Something nasty is evolving. Tensions with the U.S. are pushing the dollar and euro exchange rates up. Tomorrow, interest rates will start climbing as well. Inflation has already hit two-digit figures. Can Turkey escape an economic and financial crisis just by raising taxes while continuing extravagant “prestige expenditures”?
In 2015, I was at Stanford University in San Francisco. I was to speak on “Political Islam, jihadism, the Muslim brotherhood and Turkey’s AKP (Justice and Development Party)” at the Biannual World Association of International Studies Conference. It was a very sad day. Because of the time difference, by the time I was in the packed conference room, terrible photographs were pouring in from my friends about the tragedy, the carnage in front of the Ankara Railway Terminal. Some terrorists organized the wildest heinous attack on a group gathered for peace. Some 102 people perished, scores were seriously wounded and condemned to carry the scars of the attack for the rest of their lives.

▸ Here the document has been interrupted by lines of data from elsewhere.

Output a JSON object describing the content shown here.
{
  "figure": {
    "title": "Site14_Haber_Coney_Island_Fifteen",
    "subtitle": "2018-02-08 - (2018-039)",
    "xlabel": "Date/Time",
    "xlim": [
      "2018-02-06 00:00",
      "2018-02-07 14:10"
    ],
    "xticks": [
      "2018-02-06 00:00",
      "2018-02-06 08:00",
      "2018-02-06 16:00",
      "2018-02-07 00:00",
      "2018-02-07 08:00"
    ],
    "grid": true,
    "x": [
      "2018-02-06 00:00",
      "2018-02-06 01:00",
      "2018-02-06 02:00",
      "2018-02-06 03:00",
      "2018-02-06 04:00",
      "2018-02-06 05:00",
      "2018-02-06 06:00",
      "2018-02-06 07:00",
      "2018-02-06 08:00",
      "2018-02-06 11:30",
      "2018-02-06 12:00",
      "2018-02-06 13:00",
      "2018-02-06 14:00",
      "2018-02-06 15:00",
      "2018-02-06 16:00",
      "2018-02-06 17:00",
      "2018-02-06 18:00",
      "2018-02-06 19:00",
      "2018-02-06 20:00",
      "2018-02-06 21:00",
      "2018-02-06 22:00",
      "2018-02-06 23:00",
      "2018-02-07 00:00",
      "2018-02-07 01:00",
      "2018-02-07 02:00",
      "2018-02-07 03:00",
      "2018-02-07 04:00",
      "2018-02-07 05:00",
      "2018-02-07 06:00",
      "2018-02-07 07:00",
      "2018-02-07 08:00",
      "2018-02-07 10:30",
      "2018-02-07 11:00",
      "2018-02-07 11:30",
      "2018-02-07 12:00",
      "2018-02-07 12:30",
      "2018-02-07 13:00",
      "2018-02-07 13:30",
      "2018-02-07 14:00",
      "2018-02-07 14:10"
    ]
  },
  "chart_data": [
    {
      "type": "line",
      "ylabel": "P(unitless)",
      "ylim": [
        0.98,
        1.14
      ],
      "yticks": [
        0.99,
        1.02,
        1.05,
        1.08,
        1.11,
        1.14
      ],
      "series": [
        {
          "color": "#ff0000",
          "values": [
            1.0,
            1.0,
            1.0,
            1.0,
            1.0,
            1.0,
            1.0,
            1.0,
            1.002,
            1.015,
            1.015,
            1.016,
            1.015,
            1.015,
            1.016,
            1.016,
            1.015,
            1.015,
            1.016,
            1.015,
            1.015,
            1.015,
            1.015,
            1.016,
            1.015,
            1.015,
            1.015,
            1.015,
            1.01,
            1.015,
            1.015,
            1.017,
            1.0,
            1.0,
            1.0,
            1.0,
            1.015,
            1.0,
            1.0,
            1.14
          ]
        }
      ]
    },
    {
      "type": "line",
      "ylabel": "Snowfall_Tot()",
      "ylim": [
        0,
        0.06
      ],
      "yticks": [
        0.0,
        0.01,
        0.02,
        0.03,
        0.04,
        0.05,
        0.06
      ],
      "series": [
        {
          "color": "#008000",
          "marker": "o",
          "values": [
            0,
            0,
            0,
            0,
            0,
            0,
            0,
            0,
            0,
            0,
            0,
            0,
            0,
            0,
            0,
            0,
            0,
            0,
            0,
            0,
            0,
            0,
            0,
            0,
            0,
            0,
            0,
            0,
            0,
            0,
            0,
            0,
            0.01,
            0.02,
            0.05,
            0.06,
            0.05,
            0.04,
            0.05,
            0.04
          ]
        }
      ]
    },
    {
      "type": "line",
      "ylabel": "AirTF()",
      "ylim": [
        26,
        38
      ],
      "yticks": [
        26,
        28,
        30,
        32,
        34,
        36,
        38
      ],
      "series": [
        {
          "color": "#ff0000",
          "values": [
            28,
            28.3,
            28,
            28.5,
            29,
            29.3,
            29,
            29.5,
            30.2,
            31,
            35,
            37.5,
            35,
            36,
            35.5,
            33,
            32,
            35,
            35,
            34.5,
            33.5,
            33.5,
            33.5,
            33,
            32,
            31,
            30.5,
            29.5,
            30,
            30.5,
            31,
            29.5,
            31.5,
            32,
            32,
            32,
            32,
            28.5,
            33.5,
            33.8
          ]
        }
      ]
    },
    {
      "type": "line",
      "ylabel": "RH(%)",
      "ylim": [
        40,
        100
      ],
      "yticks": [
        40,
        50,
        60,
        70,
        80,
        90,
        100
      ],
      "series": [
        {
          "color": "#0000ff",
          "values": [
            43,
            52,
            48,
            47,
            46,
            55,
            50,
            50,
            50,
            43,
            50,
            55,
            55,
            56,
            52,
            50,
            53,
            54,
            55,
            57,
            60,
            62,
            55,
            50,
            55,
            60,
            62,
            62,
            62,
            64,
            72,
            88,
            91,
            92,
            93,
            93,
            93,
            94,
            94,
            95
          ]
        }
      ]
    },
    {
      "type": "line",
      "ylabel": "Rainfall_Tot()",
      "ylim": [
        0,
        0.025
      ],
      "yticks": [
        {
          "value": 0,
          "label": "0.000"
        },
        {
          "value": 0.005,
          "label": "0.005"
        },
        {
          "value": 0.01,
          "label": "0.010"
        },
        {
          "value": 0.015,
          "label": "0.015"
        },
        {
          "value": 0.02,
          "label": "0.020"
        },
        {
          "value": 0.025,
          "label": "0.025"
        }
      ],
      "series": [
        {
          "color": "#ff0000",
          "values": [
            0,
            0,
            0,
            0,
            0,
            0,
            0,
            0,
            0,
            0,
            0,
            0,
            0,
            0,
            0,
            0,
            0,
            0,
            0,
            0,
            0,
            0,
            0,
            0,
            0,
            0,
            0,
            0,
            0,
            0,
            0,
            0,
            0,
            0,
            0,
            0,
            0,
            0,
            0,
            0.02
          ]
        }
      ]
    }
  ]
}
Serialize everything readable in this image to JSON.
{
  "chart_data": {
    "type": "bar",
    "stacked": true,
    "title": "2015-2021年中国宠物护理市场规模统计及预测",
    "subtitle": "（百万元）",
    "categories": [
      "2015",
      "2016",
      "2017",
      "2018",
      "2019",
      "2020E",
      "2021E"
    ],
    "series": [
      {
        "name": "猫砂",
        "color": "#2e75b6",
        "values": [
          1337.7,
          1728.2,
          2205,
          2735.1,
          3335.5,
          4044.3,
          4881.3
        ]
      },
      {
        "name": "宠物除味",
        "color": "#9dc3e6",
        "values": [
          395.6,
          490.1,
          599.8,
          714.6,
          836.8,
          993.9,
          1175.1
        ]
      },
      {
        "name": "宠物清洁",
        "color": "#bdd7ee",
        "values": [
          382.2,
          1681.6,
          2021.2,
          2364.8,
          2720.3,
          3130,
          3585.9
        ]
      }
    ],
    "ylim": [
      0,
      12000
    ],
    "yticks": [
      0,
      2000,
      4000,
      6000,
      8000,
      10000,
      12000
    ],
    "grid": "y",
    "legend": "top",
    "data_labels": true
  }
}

Who staged the attack? What was the aim they had wanted to achieve with such carnage? How many people lost their lives in between the June and November elections that year? Everyone has tons of answers to questions like these, including political assumptions reflecting the post-June 2015 election trauma. Instability of all sorts has become a very serious concern for the Turkish people ever since the 1999 earthquake, the consequent 2001-2002 political quakes and a terrible three-way coalition government badly administered during that period.
At my presentation at Stanford, I remember to have underlined my conviction that in democracies, coming to power through elections is nothing but a routine, stressing that only in democracies, governments come and go through elections and that must be respected. Should Turkey have avoided the first coup in 1908, or if we have to concentrate on the Republican period, in 1960, perhaps many of the problems related to democratic governance would have been resolved by now. Turks can tolerate anything but instability…
Some say there has been an unfinished fight between the Ottomanists and the Islamists and the republicans, secularists and Kemalists, going as far as the very early days of the foundation of the republic. Is it so? Now, has come the time for revenge…
Turkey must of course achieve transformation and change of government through democratic elections. This putschist illness this country has inherited from the Ottomans and tradition as well as the revanchist Islamist mentality needs to be cured.